The human body produces its own (endogenous) melatonin starting about two hours before bedtime, provided the lighting is dim. This is known as dim-light melatonin onset, DLMO. This stimulates the phase-advance portion of the PRC and helps keep the body on a regular sleep-wake schedule. It also helps prepare the body for sleep.
Administration of melatonin at any time may have a mild hypnotic (sleep-inducing) effect. The resultant effect on sleep phase, if any, is governed by the PRC.
Additive effects
In a 2006 study Victoria L. Revell et al. showed that a combination of morning bright light and afternoon melatonin, both timed to phase advance according to the respective PRCs, produce a larger phase advance shift than bright light alone,[8] for a total of up to 21⁄2 hours.
All times are approximate and vary from one person to another. In particular, there is no convenient way to accurately determine the times of the peaks and zero-crossings of these curves in an individual.
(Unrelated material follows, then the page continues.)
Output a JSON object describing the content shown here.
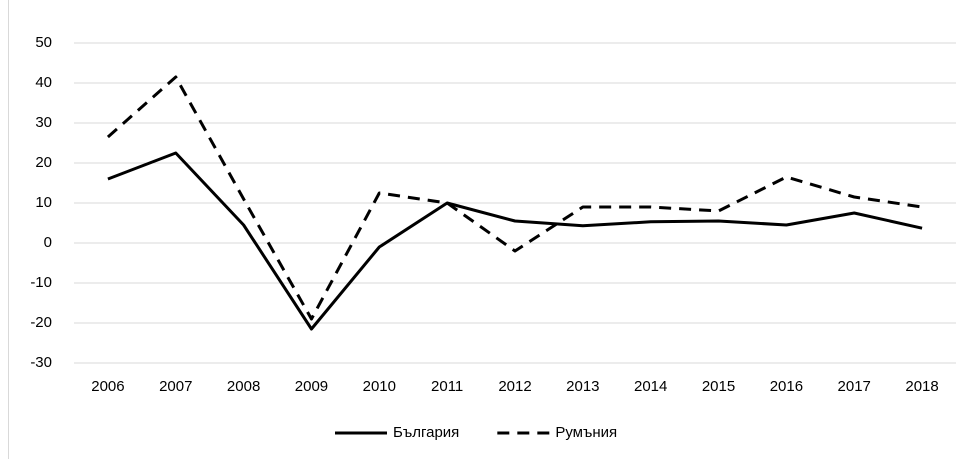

Administration of light or melatonin close to the time at which the effect is expected to change sense abruptly may, if the changeover time is not accurately known, produce an opposite effect to that desired.
Origin of the PRC
The first published usage of the term "phase response curve" was in 1960 by Patricia DeCoursey. The "daily" activity rhythms of her flying squirrels, kept in constant darkness, responded to pulses of light exposure. The response varied according to the time of day—that is, the animals' subjective "day"—when light was administered. When DeCoursey plotted all her data relating the quantity and direction (advance or delay) of phase-shift on a single curve, she created the PRC. It has since been a standard tool in the study of biological rhythms.[9]
PRC in neurons
Phase response curve analysis can be used to understand the intrinsic properties and oscillatory behavior of regular-spiking neurons.[10] The neuronal PRCs can be classified as being purely positive (PRC type I) or as having negative parts (PRC type II). Importantly, the PRC type exhibited by a neuron is indicative of its input–output function (excitability) as well as synchronization behavior: networks of PRC type II neurons can synchronize their activity via mutual excitatory connections, but those of PRC type I can not.[11]
Experimental estimation of PRC in living, regular-spiking neurons involves measuring the changes in inter-spike interval in response to a small perturbation, such as a transient pulse of current. Notably, the PRC of a neuron is not fixed but may change when firing frequency[12] orneuromodulatory state of the neuron[13] is changed.